Yesterday, yet another activist judge ruled that compelling children to recite the Pledge of Allegiance in public schools is unconstitutional. We can only imagine the fury this event will unleash, even in the wake of Hurricane Katrina’s deadly aftermath and the realization to many that they do not live in the country they thought they did.
There are many ways that we could address this ruling, and its inevitable backlash.
We could remind people that not everyone in this country believes in a god, gods, providence, intelligent design, destiny, or any other supernatural phenomenon. We could say that yes, these people do represent a minority opinion in this country, but that even a minority objection should be enough to broker some kind of neutrality on the subject, especially in a country born of compromise to minority interests.
We could point to the First Amendment and its establishment clause. We could argue that compelling public schoolchildren to endorse the idea that their country exists at the mercy of a god is, at the very least, a kind of religious establishment. We could say that the word “God” is not an ubiquitous non-denominational generality devoid of meaning. Were it so, nobody would object to its deletion.
We could say that those who feel obliged to offer an acknowledgement to their god would not be affected by this ruling. We could say that such people are perfectly able to celebrate the union of god and government, which they see as a divine gift. Such people will forever be free to make offerings, public or private, to the god that has blessed them with such good governance. This ruling applies only to public schools that compel all children to perform this ritual of loyalty. The absence of enforcement, we might argue, does not constitute prohibition.

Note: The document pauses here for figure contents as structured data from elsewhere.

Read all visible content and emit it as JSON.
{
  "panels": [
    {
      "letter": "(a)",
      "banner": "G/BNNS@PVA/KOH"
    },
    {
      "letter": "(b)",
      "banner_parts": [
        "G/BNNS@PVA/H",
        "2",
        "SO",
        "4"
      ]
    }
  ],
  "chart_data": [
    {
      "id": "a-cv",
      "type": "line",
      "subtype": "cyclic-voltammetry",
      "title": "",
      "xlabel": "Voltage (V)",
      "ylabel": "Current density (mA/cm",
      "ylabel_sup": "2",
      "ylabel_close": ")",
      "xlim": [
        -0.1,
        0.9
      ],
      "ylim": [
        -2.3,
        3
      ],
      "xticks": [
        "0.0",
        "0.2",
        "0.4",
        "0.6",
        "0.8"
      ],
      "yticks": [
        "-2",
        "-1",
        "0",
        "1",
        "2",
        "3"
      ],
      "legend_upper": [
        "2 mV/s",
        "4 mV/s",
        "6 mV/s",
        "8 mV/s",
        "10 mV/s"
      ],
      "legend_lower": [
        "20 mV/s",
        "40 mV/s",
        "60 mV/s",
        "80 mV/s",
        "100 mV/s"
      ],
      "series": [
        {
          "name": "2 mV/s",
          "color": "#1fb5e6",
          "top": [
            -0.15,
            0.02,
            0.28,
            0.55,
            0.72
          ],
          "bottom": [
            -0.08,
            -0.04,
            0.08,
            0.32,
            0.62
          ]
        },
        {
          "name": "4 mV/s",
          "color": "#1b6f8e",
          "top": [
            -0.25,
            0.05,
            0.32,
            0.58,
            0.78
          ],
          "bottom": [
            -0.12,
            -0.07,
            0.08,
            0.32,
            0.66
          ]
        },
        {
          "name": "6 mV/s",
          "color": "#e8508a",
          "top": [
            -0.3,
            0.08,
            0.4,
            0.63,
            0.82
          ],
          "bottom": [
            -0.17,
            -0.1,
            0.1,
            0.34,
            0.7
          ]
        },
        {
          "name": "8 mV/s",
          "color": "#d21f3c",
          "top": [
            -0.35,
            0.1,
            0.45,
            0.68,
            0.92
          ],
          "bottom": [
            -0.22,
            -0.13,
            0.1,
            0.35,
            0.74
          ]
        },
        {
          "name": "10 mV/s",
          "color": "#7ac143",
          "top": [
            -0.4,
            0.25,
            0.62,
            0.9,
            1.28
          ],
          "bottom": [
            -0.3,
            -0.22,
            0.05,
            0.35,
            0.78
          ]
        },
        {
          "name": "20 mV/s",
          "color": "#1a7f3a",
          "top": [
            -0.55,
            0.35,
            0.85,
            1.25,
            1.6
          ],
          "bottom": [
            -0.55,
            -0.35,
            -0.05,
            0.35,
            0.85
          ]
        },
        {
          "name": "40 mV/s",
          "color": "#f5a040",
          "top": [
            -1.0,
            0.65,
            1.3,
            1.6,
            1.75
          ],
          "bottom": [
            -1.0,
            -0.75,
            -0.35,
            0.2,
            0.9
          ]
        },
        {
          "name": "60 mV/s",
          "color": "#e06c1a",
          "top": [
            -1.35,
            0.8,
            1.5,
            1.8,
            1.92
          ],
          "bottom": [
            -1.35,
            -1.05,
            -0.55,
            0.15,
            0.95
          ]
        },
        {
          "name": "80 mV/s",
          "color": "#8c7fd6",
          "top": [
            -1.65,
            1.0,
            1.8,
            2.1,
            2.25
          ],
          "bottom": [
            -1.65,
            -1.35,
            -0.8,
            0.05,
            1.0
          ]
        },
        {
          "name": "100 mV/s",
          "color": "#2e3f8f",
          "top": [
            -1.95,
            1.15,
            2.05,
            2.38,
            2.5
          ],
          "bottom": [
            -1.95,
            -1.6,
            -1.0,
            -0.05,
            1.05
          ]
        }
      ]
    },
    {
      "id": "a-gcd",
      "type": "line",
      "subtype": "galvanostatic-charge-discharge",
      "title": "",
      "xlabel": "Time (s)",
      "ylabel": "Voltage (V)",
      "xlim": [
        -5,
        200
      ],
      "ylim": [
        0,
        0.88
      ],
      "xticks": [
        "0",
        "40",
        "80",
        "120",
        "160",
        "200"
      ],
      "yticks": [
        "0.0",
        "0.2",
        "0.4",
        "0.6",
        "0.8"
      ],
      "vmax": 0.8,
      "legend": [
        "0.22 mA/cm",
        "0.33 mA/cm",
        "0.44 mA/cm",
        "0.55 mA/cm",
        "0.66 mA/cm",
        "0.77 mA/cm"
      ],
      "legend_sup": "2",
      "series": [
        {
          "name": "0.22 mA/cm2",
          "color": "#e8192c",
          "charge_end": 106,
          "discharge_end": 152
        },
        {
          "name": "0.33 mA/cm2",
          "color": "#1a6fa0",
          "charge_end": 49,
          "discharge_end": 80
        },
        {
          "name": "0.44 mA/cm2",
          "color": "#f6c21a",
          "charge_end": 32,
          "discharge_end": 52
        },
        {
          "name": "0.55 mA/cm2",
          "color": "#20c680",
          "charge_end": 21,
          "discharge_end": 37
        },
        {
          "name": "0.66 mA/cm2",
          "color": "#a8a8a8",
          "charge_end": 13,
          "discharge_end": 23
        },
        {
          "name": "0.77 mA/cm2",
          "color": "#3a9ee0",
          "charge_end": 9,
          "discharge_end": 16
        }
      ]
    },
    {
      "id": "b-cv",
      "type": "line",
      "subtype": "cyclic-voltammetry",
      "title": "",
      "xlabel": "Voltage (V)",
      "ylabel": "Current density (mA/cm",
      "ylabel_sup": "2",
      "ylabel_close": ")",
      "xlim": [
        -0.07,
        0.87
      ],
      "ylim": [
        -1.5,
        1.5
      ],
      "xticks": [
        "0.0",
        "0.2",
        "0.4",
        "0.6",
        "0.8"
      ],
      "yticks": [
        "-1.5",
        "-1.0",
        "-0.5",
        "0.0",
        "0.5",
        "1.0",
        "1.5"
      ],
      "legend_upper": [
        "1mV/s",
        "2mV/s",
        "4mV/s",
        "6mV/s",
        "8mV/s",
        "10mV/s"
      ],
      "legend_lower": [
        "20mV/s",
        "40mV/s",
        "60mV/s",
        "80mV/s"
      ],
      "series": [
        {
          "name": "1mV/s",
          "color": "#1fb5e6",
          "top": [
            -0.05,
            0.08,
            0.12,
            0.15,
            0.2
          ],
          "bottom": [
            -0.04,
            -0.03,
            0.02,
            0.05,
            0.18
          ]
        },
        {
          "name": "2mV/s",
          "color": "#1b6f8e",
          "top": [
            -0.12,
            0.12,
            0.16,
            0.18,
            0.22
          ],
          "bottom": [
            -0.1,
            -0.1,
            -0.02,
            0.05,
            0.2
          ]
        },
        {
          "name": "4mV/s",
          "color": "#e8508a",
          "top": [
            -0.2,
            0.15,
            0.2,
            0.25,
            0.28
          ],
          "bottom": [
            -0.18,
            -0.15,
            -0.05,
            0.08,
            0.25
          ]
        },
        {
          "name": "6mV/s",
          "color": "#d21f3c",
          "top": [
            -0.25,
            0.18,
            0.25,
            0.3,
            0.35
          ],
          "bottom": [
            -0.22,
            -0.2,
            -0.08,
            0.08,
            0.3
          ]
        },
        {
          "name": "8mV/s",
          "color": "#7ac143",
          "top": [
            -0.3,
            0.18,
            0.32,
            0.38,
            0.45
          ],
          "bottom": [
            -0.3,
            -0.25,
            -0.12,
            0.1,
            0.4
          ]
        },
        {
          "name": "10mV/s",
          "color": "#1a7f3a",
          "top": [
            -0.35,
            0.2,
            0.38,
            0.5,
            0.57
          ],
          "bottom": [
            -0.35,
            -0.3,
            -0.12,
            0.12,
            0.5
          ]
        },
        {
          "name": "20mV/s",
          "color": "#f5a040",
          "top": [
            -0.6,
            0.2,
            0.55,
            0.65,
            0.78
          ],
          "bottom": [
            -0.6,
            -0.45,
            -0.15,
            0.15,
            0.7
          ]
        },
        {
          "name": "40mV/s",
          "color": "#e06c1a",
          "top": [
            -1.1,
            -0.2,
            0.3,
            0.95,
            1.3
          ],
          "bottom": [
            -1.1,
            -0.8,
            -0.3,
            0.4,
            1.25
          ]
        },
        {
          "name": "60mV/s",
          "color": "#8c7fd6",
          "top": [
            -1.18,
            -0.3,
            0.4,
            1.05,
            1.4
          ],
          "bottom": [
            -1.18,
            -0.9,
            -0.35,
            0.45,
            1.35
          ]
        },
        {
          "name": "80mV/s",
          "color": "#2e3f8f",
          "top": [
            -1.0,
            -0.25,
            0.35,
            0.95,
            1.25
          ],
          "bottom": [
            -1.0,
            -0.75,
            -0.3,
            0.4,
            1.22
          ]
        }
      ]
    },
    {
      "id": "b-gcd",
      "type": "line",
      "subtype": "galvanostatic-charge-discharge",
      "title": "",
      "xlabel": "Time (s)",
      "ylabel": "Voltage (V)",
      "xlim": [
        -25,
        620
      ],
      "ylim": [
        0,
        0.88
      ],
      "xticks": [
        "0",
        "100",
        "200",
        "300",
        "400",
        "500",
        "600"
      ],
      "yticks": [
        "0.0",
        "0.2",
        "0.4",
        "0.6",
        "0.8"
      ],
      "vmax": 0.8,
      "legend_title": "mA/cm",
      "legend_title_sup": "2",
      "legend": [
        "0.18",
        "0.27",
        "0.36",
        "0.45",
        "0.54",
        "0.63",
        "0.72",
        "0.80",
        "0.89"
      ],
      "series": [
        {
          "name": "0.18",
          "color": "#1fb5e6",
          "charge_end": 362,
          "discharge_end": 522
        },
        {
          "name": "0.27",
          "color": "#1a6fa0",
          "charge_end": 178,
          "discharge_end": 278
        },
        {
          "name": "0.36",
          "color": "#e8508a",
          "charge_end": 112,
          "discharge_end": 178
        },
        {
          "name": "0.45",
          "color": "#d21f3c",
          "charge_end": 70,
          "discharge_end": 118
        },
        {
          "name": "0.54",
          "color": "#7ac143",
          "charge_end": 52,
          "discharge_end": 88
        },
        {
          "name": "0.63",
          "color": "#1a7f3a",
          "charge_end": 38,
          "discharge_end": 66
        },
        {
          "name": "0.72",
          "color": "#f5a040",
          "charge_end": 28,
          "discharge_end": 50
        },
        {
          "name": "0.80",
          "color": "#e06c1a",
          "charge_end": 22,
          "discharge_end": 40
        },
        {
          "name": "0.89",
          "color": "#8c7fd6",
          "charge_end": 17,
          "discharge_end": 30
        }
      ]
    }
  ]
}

We could cite the history of the Pledge. We could show that its original form apparently warranted no “under God” stipulations. We could argue that the McCarthy Congress perverted Francis Bellamy’s 1892 original. We could say that this 1954 Red-scared Congress very pointedly and deliberately added religious context as an inoculation against godless Communism. We might also suggest that this particular Congress, so steeped in its segregationist madness, was less a moral authority than a monumental stain on our nation’s heritage.
We could show that Francis Bellamy was quite public in his racism, that he despised the oncoming wave of Southern European immigrants and their religious allegiance to papal supremacy. We could suggest that his Pledge of Allegiance was Bellamy’s way of indoctrinating these masses to American loyalties and of diminishing the influence of a foreign church in his country. We could revel in the irony that a ritual designed to limit religious influence is now a tool to prescribe religion.
We could repeat the story of how the original pledge ritual involved a kind of Sieg Heil! stance, which by World War II was embarrassing enough to be replaced with a hand over the heart.
We could say that the arguments in favor of “under God” are the arguments against it. If “under God” is not an endorsement of religion, then why do the religious clergy demand that non-religious children be compelled to recite it?
We could expose the obvious: the ritualized declaration of loyalty to an inanimate object constitutes idolatry. We acknowledge human sentimentality and the need to romanticize the familiar, but pledging loyalty, in a ceremonial fashion, is the very definition of worship.
Worshipping graven images, symbols of greater power, is, or at least was in the past, a serious sin to monotheists. We couldn’t possibly explain the motivation of alleged monotheists in prompting schoolchildren to openly commit the most egregious sin in their canon. We don’t understand how this could be pleasing to the god who exhaustively prohibited this activity.
Of course, the inclusion of “under God” by mere mortals into this ritual would seem to be a way of insinuating their god’s consent to this whole practice: so long as he receives tribute, he will abide. Perhaps this explains their devotion to the “under God” provision. Without it, they risk the wrath and damnation of a jealous god. Without “under God”, the Pledge must be an abomination.
Any one of these arguments could be persuasive enough. And indeed, variations on these arguments will circulate and wind their way into the courts. Rather than make these arguments, we would much rather state a bold maxim that circumvents argumentation on this subject.
Free people pledge allegiance to nothing. Freedom defies allegiances, let alone necessitates their pledges. One is not free in devotion to governments, one is free in defiance of governments. Free people don’t worship an ideal; they live it.
So then, why is it the business of an allegedly free country to enforce loyalty, with or without the veneration of gods?